Gender and Relationship Length Factors Associated with Recognition of and Attitudes towards Intimate Partner Violence
Authors:Rachel Mendez, Belen Oceguera, Jessica Raygoza, Carlos Vidales, Erika Zambrano-Morales
Mentor:Gaithri Fernando, Associate Professor Department of Psychology, California State University Los Angeles
Intimate Partner Violence (IPV) continues to be a topic of concern for researchers and the public alike. On average, about 4 women a day are murdered by their intimate partner in the United States. Victims of IPV span across social classes and ethnic groups and so prevention of IPV is of importance to everyone. To prevent IPV, it is important to be able to recognize it. The purpose of this study was to examine attitudes towards and recognition of IPV in college students. 171 college students (women= 118; mean age=21.71) were surveyed from a diverse urban university.

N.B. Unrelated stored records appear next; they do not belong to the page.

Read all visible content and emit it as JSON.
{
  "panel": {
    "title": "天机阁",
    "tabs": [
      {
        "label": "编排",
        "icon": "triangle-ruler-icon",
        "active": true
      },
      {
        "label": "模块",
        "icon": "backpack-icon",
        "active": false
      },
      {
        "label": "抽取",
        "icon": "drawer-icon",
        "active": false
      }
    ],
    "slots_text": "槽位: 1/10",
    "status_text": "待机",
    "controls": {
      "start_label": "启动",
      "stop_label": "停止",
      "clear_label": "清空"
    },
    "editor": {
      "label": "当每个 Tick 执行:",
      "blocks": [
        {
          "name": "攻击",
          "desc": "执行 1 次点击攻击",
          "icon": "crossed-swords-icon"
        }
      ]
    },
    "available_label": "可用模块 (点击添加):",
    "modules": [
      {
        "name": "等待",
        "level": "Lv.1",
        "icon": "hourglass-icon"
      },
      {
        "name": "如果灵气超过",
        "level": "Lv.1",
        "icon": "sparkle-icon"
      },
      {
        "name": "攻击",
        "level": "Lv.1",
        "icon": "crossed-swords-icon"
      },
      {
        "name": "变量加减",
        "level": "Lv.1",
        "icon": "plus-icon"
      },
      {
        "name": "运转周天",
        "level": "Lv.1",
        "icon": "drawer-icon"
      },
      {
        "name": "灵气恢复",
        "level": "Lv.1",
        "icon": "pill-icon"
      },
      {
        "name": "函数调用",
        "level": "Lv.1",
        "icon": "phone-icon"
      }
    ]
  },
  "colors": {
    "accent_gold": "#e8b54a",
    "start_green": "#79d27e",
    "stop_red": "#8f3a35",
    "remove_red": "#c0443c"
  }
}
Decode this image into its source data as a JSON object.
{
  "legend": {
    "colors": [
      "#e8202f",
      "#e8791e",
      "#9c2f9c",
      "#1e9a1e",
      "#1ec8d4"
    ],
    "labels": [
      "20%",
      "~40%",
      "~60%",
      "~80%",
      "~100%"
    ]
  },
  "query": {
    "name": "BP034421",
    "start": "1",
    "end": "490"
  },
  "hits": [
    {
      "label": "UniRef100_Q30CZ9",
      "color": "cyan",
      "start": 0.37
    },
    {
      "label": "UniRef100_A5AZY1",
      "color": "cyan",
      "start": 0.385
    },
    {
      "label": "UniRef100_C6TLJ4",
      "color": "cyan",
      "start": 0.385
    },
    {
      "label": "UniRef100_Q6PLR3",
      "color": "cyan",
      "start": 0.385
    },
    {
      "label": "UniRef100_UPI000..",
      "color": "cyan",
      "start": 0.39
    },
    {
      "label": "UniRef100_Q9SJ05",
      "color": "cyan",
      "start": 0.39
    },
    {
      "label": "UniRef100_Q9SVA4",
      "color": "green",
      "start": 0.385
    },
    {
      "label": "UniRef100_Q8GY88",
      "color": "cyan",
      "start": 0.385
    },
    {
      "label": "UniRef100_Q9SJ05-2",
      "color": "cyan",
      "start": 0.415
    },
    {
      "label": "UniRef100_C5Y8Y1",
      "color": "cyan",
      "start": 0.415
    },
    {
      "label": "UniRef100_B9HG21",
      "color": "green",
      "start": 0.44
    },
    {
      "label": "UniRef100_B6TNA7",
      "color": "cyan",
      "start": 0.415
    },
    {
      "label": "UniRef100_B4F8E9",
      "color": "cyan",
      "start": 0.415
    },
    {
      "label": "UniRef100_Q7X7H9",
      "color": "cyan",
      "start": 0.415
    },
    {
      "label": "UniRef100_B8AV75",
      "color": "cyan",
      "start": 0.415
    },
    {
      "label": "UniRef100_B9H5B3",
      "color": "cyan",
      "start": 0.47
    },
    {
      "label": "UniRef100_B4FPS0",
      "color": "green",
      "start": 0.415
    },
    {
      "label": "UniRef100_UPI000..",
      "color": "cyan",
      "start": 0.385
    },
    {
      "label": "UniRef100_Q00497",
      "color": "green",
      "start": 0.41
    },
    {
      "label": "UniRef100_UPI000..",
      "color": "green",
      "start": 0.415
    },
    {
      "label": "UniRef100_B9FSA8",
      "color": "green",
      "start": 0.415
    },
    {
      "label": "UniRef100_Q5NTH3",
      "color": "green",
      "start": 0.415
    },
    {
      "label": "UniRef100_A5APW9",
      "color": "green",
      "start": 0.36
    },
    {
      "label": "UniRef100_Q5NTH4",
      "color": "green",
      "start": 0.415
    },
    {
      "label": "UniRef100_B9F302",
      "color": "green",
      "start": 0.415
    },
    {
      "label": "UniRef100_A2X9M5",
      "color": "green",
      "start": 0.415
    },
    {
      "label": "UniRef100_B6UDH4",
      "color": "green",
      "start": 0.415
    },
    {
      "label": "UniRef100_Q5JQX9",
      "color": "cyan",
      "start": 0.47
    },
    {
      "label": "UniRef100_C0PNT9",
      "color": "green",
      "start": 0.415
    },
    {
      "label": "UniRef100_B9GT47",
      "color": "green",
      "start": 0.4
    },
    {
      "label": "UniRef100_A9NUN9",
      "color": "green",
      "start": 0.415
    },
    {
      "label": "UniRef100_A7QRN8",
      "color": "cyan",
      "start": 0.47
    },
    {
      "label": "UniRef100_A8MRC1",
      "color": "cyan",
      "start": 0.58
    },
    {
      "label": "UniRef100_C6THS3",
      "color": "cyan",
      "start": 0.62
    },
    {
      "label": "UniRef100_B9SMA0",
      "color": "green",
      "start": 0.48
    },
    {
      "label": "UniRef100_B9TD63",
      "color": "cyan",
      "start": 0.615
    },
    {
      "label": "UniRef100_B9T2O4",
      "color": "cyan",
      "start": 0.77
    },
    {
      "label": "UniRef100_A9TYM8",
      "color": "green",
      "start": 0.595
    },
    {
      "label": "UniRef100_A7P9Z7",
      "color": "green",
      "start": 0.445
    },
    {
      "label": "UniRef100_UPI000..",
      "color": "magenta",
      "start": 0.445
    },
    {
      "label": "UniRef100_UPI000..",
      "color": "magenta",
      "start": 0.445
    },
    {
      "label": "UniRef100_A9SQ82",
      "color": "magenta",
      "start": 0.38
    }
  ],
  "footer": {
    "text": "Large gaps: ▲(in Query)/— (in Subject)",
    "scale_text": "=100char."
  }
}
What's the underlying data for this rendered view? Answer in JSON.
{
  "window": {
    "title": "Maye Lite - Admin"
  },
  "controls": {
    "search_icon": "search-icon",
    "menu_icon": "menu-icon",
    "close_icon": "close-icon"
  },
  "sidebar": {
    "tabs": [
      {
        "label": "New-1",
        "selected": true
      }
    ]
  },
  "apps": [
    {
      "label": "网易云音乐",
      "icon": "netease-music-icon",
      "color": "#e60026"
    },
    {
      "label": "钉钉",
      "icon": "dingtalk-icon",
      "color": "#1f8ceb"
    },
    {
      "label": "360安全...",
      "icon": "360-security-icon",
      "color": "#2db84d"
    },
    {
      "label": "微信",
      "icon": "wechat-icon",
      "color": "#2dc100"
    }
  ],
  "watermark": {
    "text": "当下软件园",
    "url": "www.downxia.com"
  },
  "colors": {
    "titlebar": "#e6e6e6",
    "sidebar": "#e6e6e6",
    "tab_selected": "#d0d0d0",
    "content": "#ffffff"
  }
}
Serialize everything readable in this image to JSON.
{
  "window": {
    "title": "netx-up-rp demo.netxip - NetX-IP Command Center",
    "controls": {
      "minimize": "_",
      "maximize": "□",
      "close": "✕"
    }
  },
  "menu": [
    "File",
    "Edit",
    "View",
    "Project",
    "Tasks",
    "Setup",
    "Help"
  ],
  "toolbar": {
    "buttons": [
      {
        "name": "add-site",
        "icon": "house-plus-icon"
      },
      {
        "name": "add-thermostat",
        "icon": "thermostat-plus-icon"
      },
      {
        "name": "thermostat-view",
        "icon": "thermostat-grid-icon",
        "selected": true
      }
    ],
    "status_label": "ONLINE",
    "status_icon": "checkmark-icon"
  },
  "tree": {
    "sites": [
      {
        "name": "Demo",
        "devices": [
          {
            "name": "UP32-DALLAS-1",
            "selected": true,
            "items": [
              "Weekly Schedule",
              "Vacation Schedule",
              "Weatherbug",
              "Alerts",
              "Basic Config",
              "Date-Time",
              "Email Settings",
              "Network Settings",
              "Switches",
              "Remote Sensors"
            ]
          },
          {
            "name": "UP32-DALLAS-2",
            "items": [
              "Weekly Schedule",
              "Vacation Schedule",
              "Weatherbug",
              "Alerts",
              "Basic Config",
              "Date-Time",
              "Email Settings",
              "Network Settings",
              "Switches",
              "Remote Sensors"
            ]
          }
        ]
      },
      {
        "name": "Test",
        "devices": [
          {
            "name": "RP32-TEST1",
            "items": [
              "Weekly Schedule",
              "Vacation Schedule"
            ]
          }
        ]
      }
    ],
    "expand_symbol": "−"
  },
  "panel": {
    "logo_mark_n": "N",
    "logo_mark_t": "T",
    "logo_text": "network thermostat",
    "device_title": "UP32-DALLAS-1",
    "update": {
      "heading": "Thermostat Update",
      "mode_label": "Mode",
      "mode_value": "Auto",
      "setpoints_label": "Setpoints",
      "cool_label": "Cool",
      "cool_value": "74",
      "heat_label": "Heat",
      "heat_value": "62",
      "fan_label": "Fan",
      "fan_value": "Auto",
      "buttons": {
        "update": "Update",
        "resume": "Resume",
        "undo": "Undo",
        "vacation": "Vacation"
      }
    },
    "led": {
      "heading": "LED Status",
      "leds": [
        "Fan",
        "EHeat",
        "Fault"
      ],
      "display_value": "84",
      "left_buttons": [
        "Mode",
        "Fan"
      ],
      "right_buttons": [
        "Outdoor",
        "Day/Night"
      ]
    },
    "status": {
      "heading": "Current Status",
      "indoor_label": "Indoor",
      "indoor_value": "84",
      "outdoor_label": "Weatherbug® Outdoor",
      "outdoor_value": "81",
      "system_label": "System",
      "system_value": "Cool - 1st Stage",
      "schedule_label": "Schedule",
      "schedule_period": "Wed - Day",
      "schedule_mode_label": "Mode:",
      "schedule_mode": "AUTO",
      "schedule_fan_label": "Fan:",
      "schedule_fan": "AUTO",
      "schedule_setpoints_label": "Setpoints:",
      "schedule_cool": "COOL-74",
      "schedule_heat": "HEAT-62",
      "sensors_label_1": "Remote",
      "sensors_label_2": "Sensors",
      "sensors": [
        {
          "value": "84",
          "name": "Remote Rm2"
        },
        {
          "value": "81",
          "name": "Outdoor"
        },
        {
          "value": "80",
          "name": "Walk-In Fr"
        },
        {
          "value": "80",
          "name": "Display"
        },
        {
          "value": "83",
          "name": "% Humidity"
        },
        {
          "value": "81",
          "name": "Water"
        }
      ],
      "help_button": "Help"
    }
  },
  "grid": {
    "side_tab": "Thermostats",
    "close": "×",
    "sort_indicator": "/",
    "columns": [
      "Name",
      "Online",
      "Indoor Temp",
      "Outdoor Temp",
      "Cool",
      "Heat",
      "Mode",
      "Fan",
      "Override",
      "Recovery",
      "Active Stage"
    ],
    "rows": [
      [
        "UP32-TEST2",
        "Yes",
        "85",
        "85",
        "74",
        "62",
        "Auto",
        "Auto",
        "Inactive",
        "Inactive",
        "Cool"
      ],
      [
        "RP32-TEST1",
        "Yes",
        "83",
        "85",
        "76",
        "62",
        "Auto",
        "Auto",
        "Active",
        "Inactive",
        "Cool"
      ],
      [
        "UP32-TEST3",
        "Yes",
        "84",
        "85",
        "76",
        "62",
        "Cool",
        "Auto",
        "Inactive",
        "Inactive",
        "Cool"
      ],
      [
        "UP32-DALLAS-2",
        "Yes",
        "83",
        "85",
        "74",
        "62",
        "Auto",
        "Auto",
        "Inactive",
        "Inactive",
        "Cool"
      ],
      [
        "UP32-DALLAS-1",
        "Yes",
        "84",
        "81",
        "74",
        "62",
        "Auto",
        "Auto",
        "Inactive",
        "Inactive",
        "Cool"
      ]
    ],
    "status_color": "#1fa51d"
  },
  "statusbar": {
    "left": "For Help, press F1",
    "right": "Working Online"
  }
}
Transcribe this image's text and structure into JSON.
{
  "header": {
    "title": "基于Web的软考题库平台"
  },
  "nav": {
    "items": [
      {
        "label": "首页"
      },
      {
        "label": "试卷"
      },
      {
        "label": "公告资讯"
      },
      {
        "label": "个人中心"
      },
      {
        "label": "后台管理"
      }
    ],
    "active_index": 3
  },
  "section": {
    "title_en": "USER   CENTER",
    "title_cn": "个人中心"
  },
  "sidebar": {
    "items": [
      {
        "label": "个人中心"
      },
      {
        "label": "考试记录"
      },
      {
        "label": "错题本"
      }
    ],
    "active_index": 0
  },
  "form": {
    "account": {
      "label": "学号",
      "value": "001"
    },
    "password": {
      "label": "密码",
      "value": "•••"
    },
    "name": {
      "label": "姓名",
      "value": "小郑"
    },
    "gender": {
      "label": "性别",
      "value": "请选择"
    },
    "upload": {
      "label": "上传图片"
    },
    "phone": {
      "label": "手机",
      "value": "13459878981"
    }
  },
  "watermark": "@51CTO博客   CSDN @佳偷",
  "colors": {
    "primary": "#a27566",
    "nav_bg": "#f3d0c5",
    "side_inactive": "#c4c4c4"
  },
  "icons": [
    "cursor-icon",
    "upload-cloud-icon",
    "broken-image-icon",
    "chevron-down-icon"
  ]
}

Participants completed a survey, including the Intimate Partner Violence Recognition Index (IPV-RI; score range 0-27, with higher scores indicating greater ability to recognize IPV) and the Intimate Partner Violence Acceptance Scale (IPVAS; score range 28-112, with higher scores indicating a greater tolerance of IPV as a means of resolving conflict), following four brief videos depicting various examples of IPV. Results showed that women (M= 45.53) were significantly less accepting of IPV than men (M= 50.19). Furthermore, there were significant differences between groups varying in length of relationship. Specifically, those who were in the early stages of their relationship, 1-6 months (M= 55, SD= 7.8), displayed greater acceptance of IPV than those who had been in a relationship for a greater length of time (7-12 months, 1-2 years, and 2 years or more).These results suggest that there should be a greater emphasis placed on educating men on IPV. Similarly, special attention should be placed on couples who are in the early stages of their relationship who may be more vulnerable to IPV.